Electric trim seams to make a helluva difference.

Jonah


----------



## ramuh2121 (Aug 19, 2013)

[url=https://www.tinboats.net/forum/viewtopic.php?p=326574#p326574 said:


> RiverBottomOutdoors » 19 Aug 2013, 10:55[/url]"]Electric trim seams to make a helluva difference.
> 
> Jonah



+1 I don't have it and it's a PITA.


----------



## Lil' Blue Rude (Aug 19, 2013)

Get a polished sharpened stainless impeller, polish the pump, clean up the shoe, bevel leading edge of the liner and sharpen the grates or you can even get thinner ones. Biggest gains there is the stainless impeller and the polished pump. but a lot of little things add up.
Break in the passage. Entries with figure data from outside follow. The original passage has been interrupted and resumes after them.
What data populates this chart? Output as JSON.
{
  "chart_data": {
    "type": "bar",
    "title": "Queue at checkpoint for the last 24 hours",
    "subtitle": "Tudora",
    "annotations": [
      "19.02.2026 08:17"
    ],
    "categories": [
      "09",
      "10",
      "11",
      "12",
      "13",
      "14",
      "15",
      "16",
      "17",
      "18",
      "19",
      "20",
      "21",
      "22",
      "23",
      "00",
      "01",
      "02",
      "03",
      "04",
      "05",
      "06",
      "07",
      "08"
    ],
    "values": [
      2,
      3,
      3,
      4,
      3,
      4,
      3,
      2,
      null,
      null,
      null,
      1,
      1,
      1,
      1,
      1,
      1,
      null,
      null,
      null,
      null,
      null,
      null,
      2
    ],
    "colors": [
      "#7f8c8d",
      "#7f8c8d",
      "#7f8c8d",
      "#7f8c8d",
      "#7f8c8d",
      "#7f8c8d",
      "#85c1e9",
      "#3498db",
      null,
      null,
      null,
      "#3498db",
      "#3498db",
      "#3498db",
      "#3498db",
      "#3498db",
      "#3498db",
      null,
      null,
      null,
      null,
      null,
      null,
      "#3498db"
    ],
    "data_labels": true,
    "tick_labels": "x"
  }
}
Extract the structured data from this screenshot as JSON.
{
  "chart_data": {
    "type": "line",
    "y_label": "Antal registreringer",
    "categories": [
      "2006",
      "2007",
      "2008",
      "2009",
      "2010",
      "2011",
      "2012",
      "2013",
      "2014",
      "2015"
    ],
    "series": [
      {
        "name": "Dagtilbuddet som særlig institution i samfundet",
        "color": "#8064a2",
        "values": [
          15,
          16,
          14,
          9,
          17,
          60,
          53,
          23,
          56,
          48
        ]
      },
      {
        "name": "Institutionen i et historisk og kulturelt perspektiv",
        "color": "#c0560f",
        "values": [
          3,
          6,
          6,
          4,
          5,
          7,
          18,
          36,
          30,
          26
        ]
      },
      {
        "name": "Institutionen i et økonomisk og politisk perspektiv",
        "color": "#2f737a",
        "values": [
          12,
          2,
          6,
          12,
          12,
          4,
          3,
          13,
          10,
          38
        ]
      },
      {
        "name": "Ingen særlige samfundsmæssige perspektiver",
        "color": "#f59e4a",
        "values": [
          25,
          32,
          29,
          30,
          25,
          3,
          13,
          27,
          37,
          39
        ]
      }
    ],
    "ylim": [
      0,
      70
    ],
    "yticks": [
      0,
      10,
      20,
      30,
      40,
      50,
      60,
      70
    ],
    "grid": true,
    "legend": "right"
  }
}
Always figured fins would slow a boat down because of the extra drag... at least that been my thoughts.


----------



## Brian J (Aug 20, 2013)

Here's what I've done to our 1650AW Alumacraft with a 90/65 Yamaha and the difference I observed:

Four blade Stainless Impeller: Saw a HUGE difference in hole shot and running on plane at low speeds. Didn't see much on the top end. Would recommend these to anyone who isn't running them. 

Boyesen Fiber Reeds: Saw a difference at start up, cold idle and hole shot (rpms getting to WOT faster). Didn't see much on the top end. Also have peace of mind knowing that will be easier on my cylinder walls in case of failure than the metal ones.

Side fins: Had less cavitation; especially when turning sharp and running in choppy water. Didn't notice any effect on speed one way or the other. Side fins are not very durable. I have gone through about 6 pairs in 13 summers of running them. I have a jig made that I use to beat them back in shape when they get bent and I have to do that once or twice a summer depending on water levels and where I am fishing. 

Power trim: Definitely a must. Though our boat is relatively small, you can still the hull lift when I trim the engine up.


----------